Google has finally released the new Android P Developer Preview 1, and it comes well before expected. The new Android OS from Google comes with design tweaks, and enhancements to the overall interface. Security, camera API and user interface seem to be the key focus this time around. Android P also adds native support for ‘notch’ to allow OEMs embrace it on their smartphones.
While the final update will be released sometime later this year, those who want to give the new OS a try can go ahead and install on their compatible smartphones. Currently, Android P Developer Preview 1 is compatible with the Google Pixel, Pixel XL, Pixel 2 and Pixel 2 XL devices only. This also means that the Nexus-branded devices will remain on Android 8.0 Oreo update. There is no word on support for other devices, but the ones that support Project Treble may be eligible for Android P Developer Preview in the future.
Unlike previous years where you had to sign-up for the beta version and install the update via OTA, Google has changed the process this time around. If you want to try out Android P Developer Preview 1 on your Pixel devices, you’ll have to download the factory images from Android Developers website, and manually flash the OS. Yes, it is a tedious process, and even if one step goes wrong, there are chances of bricking your device. So, we would advise extra caution.
How to install Android P Developer Preview on your Pixel devices
Before you go ahead and install Android P Developer Preview 1 on your Pixel devices, ensure that you take complete backup of your data, which includes contacts, photos, music, videos and more. Once all data is backed up, follow the below procedure.
To start with, head over to ‘Settings’ on your Pixel device, tap on ‘About phone’ followed by ‘Advanced’, and then tap on ‘Build Number’ for seven times. This will enable the ‘Developer Mode’ on your smartphone. Now, again go to Settings -> System -> Developer Options, and enable ‘USB Debugging’ followed by ‘OEM unlocking.’
Download Google USB drivers for your Windows PC from here, and install them (only for older operating systems such as Windows Vista, Windows 7 and Windows 8, 8.1). You will also need to download and install Android Studio, along with Android SDK (software development kit).
While that is about 1.5GB in size, I’d recommend installing an alternative – ‘Minimal ADB and Fastboot’ from here. Once Minimal ADB and Fastboot is downloaded, unzip the folder and save it on your desktop.
Now, connect your Pixel device to your Windows PC or laptop using the USB data cable, and you will be asked to allow USB Debugging. Just tap on check box, followed by Ok.
Next, head to Android Developer website here, and download the compatible factory image for your Pixel device. It will be a .ZIP file, just extract it and copy the contents in the ‘Minimal ADB and Fastboot’ folder that you earlier extracted on the desktop in Step Two.
Flashing Android P Developer Preview
With the ‘Minimal ADB and Fastboot’ folder open, hold the ‘shift’ button on keyboard, right click and click on ‘open command window here.’ Now type adb devices and hit enter, and you should be able to see your smartphone under ‘connected devices.’ If the connected device is not showing up, you need to reinstall the driver.

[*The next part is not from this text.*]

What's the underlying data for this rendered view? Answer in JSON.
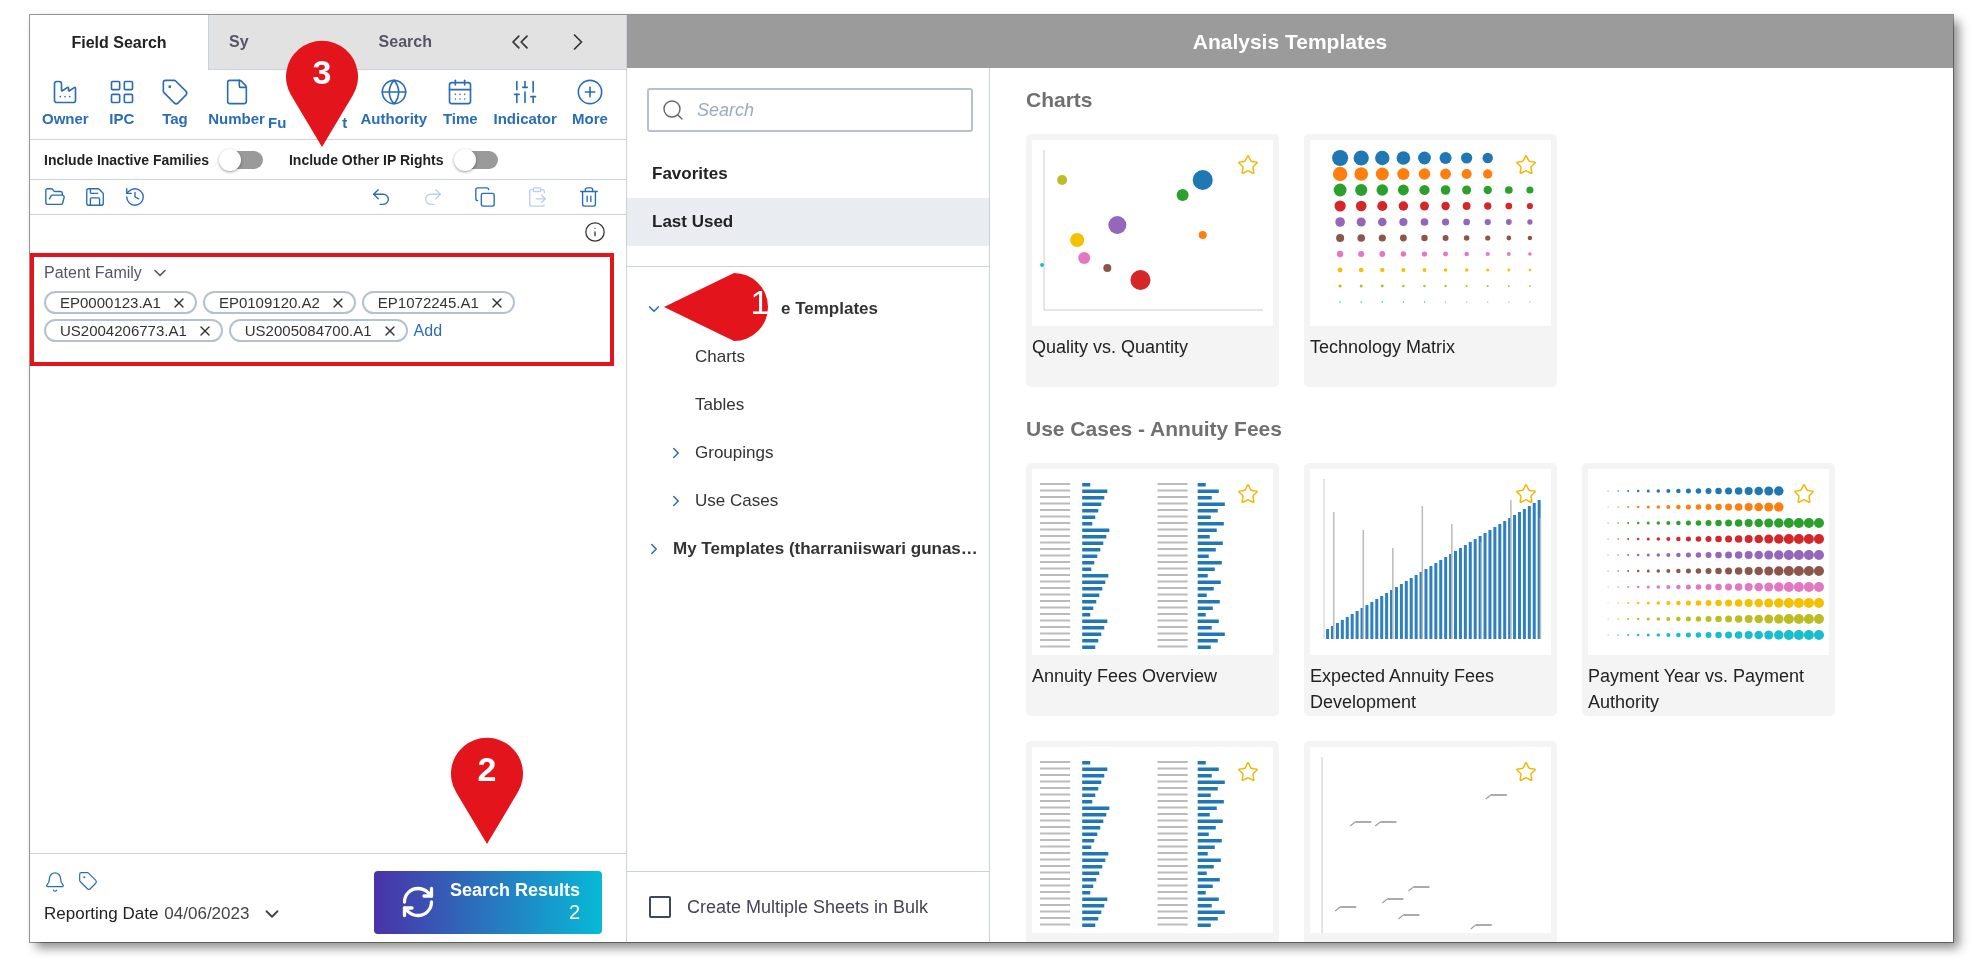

In the command window, type adb reboot bootloader and hit enter. (Alternatively, you can also switch off the device, and press and hold combination of — Volume Up + Volume Down + Power when the device boots).
Type fastboot oem unlock and hit enter. On the screen, you will see a prompt asking if you want to unlock the bootloader, with yes or no option. Use the Volume + or Volume – buttons to select the options, and to select and continue, press the ‘power’ button.
Now again reboot to the bootloader, and in the command window type flash-all and hit enter. The new OS will now be copied onto your Pixel device, it may show a few errors such as system.img not found and so on, but ignore that.
Once the operating system is successfully installed, your device will reboot, and you will now have the new Android P Developer Preview 1 if you’ve done everything right.
Disclaimer: As Android P Developer Preview 1 is a beta build, and meant for developers, it is likely to have bugs. Do not install this on a phone that you use as your daily driver. Also, flashing factory images incorrectly could potentially brick your device. Proceed at your own risk.